Father Williams won't deny it, he's definitely running behind, but Latinos are now making up the difference both in numbers and fervour, where the dwindling Irish and English descendants have mostly left. But Father Williams isn't exactly deterred by this, he's looking for a High Altar. You might think this bodes well for tradition and we'd like to think it does; for Father has trained in the Immemorial Mass of all ages, but says he likes to say the Mass according to the New Rite, however, he's a big fan of JRR Tolkien and has no doubt read Tolkien's thoughts on the matter.
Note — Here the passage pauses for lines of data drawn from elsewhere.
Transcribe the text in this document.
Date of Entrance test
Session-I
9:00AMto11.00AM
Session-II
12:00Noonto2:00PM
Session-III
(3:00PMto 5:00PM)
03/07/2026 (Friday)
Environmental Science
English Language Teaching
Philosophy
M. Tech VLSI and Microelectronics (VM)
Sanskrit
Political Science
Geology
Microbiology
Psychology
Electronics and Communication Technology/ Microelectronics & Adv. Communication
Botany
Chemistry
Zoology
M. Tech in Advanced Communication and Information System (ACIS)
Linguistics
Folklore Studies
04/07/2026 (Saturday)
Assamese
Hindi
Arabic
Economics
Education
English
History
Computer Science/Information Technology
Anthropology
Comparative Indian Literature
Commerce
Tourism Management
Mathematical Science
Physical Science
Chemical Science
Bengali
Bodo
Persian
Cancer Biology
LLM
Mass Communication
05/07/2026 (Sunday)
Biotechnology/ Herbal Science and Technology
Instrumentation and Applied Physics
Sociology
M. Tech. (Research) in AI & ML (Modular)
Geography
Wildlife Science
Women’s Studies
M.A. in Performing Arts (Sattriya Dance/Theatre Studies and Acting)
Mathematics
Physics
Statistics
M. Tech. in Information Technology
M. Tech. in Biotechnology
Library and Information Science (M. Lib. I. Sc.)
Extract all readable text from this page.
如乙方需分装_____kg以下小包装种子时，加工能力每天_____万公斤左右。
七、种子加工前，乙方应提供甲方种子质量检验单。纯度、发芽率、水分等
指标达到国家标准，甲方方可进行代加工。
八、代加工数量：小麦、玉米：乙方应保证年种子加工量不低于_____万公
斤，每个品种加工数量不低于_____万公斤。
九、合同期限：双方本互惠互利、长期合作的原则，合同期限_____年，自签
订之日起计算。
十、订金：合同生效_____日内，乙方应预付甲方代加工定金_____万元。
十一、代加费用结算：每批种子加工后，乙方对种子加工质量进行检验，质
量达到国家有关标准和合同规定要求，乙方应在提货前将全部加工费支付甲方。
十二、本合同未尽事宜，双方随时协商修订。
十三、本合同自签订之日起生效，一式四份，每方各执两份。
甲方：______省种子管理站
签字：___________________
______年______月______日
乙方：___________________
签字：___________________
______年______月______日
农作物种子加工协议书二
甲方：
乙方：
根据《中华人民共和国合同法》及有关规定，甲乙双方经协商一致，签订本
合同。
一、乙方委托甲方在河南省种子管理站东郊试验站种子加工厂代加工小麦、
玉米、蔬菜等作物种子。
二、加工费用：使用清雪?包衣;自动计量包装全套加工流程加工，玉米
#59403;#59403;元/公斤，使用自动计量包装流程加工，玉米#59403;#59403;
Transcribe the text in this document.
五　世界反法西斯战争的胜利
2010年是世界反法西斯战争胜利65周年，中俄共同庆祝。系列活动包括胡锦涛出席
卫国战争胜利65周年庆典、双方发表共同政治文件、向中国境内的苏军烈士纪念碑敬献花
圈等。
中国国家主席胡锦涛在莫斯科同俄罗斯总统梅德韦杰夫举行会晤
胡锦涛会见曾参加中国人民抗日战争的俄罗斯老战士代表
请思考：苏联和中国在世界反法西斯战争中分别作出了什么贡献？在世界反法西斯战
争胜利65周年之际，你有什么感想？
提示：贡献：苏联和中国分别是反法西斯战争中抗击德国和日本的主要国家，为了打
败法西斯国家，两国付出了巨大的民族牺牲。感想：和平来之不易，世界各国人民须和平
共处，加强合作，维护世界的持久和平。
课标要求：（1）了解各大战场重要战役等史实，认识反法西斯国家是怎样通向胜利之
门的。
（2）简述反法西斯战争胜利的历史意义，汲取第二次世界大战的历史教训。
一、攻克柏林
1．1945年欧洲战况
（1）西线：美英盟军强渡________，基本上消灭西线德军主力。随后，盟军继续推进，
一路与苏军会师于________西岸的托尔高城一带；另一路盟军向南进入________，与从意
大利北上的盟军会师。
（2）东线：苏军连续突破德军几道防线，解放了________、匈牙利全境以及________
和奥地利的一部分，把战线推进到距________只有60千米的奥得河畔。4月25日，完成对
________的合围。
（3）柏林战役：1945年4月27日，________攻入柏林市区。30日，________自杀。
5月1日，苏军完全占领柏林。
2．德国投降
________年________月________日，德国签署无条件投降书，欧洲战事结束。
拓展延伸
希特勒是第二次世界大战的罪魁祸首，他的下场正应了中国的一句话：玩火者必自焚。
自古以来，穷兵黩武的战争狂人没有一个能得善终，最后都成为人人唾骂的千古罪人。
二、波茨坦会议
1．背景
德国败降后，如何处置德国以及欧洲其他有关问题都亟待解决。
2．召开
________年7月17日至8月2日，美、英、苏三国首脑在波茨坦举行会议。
In any event, the Immemorial Mass isn't a preference, nor should it be a cause for division, Father Williams has a very kindly demeanor and suffers fools gladly. He is even liked by his visible opponents who've left the Church to found their own social-justice community nearby. Not to be too naive, but there's hope in this as there is hope in the Catholic Faith, that no matter how terrible things seem, there is a game at play we only dimly understand but will be filled with Joy one day to see it in its fullness when we persevere in the truth.
Father Joseph Williams came to St. Stephen’s in April. “Some people said I was hand-picked by the bishops to dismantle the church. If I was, they didn’t tell me about it.”
By JON TEVLIN, Star Tribune
Father Joseph Williams came "from the farm to the hood" less than a year ago, to a congregation in a spiritual crisis and a neighborhood riddled with poverty and crime. He is only 34, but as he sits in a low-ceilinged office in the basement of St. Stephen's Catholic Church, it seems like the weight of the 110-year-old structure, and the centuries-old institution itself, sit squarely on his shoulders.
When Williams arrived in April, there were 350 families at the church, maybe more. On a recent Sunday, during the only remaining mass in English, coughs echoed off the empty pews as a couple of dozen people mumbled through the service.
That's it, he said.
The rest have fled, or just given up.
Williams, under the direction of a new pope and new archbishop, has steered one of the country's most liberal churches in a more orthodox direction. No more services in the "egalitarian" school gym. No more laity saying mass or celebrating the eucharist. No more prayers to "our father and mother in heaven."
The collection plate is down 90 percent. This spring, the priest who not long ago led a congregation in an idyllic small town, will tell the charter school known for a peace-and-justice curriculum that it must go because the church needs more rent.